= National Commercial Bank of Scotland =

Defunct Scottish commercial bank that was merged into the Royal Bank of Scotland

The National Commercial Bank of Scotland Ltd. was a Scottish commercial bank. It was established in 1959 through a merger of the National Bank of Scotland (established in 1825) with the Commercial Bank of Scotland (established in 1810). Ten years later it merged with the Royal Bank of Scotland, to become the largest clearing bank in Scotland. The National Commercial Bank issued its own banknotes.

At its foundation, the National Commercial Bank of Scotland had assets of around £300 million, and had 476 branches in Scotland and England. A joint venture with asset management company Schroders in 1964 saw the launch of a Scottish merchant banking service. The bank acquired the 36 English and Welsh branches of The National Bank Ltd., when the Irish operations of that institution were bought by the Bank of Ireland in 1966. The National Commercial Bank also established a "ladies branch" for female customers, staffed entirely by women.

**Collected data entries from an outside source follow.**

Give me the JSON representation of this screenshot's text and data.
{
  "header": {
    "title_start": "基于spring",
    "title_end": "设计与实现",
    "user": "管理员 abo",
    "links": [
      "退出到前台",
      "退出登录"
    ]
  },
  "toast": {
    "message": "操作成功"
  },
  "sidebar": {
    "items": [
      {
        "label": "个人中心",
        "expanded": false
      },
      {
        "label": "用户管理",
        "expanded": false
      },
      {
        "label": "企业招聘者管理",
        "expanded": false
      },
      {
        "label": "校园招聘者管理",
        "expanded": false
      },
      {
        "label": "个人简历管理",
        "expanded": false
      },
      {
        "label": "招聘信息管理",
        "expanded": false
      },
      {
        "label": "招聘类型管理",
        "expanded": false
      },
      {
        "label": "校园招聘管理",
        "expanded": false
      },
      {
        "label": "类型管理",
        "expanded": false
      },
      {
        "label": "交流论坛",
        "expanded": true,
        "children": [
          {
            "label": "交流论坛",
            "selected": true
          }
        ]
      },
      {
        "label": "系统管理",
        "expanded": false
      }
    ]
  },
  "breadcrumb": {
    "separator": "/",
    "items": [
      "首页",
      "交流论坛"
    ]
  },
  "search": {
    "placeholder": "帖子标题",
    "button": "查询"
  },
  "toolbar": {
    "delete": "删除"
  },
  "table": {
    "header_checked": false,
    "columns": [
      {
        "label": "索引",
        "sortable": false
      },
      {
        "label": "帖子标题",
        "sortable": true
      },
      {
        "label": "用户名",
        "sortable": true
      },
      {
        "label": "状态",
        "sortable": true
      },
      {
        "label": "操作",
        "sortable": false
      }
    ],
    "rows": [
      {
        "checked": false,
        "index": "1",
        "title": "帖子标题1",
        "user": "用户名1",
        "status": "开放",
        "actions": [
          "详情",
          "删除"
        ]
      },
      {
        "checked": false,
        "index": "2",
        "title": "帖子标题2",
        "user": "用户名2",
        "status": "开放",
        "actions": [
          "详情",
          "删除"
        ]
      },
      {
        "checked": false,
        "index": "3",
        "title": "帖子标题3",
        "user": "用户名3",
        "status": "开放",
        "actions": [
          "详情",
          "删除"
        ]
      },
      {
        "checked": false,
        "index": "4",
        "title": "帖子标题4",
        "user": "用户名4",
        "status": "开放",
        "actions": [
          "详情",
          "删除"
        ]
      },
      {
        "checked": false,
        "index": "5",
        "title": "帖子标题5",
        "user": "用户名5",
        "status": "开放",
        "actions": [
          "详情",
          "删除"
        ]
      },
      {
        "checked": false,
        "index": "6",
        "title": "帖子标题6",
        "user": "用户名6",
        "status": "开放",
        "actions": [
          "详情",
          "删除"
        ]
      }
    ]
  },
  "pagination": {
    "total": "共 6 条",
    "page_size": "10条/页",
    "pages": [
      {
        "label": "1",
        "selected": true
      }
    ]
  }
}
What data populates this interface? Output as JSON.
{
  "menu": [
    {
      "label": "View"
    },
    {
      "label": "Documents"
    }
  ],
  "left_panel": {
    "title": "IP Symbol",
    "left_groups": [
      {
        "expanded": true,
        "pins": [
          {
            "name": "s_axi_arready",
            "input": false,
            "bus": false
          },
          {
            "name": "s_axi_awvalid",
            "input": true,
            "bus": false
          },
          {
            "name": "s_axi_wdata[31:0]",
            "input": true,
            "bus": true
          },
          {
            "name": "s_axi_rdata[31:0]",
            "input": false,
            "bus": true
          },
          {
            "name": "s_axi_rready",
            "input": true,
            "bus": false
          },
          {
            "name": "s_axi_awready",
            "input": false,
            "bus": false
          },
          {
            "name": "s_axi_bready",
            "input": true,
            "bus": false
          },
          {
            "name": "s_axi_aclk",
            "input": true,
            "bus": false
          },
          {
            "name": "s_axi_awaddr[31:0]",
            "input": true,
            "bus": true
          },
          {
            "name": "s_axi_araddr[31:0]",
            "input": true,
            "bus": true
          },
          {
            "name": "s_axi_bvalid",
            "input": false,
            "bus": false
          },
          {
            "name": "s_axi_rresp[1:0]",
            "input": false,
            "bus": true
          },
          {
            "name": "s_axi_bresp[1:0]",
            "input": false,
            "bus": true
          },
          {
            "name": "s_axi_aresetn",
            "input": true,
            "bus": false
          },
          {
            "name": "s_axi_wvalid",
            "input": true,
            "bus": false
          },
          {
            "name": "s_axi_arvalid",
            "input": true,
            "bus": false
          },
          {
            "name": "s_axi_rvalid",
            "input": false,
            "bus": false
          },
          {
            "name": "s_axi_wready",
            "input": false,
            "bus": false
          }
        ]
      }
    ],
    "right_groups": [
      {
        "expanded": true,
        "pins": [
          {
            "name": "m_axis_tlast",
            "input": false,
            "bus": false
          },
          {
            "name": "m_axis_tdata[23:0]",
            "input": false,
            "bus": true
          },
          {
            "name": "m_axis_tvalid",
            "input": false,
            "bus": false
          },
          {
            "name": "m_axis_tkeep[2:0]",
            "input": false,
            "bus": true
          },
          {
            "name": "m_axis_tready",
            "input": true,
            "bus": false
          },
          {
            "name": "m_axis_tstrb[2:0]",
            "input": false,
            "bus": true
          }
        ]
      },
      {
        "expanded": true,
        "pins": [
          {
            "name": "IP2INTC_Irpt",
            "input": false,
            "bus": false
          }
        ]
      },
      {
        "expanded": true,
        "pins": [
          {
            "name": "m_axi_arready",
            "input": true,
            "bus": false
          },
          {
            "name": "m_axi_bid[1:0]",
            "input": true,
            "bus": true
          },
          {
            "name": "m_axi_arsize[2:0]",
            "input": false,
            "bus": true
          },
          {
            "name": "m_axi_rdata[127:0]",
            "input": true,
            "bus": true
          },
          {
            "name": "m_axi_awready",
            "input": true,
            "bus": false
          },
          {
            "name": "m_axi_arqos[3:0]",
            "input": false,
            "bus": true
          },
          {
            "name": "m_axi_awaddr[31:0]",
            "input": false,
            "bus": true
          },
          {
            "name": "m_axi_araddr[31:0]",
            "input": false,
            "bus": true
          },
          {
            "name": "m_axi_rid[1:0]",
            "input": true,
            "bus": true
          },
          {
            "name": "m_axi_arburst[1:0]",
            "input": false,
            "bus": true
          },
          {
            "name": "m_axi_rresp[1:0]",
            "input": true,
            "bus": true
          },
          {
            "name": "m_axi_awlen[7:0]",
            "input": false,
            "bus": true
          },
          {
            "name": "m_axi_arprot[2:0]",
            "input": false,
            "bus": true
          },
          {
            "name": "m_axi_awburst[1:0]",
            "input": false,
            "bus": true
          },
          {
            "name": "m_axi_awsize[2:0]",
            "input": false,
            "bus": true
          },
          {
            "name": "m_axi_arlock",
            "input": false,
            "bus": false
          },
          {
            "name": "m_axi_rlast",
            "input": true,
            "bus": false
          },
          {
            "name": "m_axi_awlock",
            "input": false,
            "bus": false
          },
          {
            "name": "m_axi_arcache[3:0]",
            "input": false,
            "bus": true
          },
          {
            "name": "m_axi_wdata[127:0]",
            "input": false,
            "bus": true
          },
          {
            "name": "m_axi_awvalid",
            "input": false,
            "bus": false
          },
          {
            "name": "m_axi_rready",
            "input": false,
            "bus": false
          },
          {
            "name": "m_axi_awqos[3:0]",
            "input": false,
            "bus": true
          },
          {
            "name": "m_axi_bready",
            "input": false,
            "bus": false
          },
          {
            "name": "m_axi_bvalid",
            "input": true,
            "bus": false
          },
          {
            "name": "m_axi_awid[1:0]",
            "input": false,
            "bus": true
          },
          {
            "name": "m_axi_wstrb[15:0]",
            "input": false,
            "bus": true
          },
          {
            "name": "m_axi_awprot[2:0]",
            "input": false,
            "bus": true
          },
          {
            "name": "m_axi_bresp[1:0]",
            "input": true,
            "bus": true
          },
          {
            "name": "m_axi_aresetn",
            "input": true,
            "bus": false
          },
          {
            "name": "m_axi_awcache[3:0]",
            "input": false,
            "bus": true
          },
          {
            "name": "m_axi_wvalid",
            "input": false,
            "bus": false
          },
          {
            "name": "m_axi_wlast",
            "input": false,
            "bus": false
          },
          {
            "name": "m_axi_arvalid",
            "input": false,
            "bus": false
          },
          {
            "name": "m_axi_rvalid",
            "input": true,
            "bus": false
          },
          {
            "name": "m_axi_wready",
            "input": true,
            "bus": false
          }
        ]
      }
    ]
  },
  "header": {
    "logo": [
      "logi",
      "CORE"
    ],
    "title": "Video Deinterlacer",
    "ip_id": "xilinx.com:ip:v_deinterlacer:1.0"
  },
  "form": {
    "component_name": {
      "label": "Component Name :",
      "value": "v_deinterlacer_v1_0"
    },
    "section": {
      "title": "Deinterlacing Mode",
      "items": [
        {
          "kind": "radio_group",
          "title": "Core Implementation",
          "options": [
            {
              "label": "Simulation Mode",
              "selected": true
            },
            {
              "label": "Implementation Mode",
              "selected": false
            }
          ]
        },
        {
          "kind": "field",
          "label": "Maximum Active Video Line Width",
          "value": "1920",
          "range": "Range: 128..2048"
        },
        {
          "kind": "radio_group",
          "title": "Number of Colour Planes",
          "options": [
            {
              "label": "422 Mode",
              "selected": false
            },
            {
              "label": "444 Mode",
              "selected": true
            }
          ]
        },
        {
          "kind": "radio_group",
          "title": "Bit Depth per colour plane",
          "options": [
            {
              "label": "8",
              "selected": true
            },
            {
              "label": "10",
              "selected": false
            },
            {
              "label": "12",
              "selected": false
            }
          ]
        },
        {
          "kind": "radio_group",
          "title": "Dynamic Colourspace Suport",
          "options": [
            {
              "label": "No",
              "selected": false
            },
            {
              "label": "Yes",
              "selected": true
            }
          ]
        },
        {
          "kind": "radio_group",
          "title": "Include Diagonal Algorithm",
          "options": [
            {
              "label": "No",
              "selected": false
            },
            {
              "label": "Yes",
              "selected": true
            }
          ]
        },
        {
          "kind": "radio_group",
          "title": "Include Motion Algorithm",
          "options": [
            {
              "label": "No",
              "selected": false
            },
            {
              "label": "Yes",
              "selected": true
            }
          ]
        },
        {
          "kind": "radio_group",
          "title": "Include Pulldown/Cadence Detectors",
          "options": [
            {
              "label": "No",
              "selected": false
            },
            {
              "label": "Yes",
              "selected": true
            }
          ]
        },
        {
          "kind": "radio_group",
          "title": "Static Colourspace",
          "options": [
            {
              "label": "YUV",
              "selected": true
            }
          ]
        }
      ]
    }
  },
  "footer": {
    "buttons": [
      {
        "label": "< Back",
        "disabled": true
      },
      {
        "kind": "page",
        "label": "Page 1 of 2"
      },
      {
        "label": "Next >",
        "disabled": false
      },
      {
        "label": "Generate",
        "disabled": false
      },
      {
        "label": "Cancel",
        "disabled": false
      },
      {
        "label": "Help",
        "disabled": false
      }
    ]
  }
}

By 1969 economic conditions were becoming more difficult for the banking sector. In response, the National Commercial Bank merged with the Royal Bank of Scotland. The resulting company had 662 branches. The merger resulted in a new holding company, National & Commercial Banking Group Ltd. The English and Welsh branches were reorganised as Williams & Glyn's Bank, while the Scottish branches transferred to the Royal Bank name. The holding company was renamed Royal Bank of Scotland Group in 1979 and NatWest Group in 2020.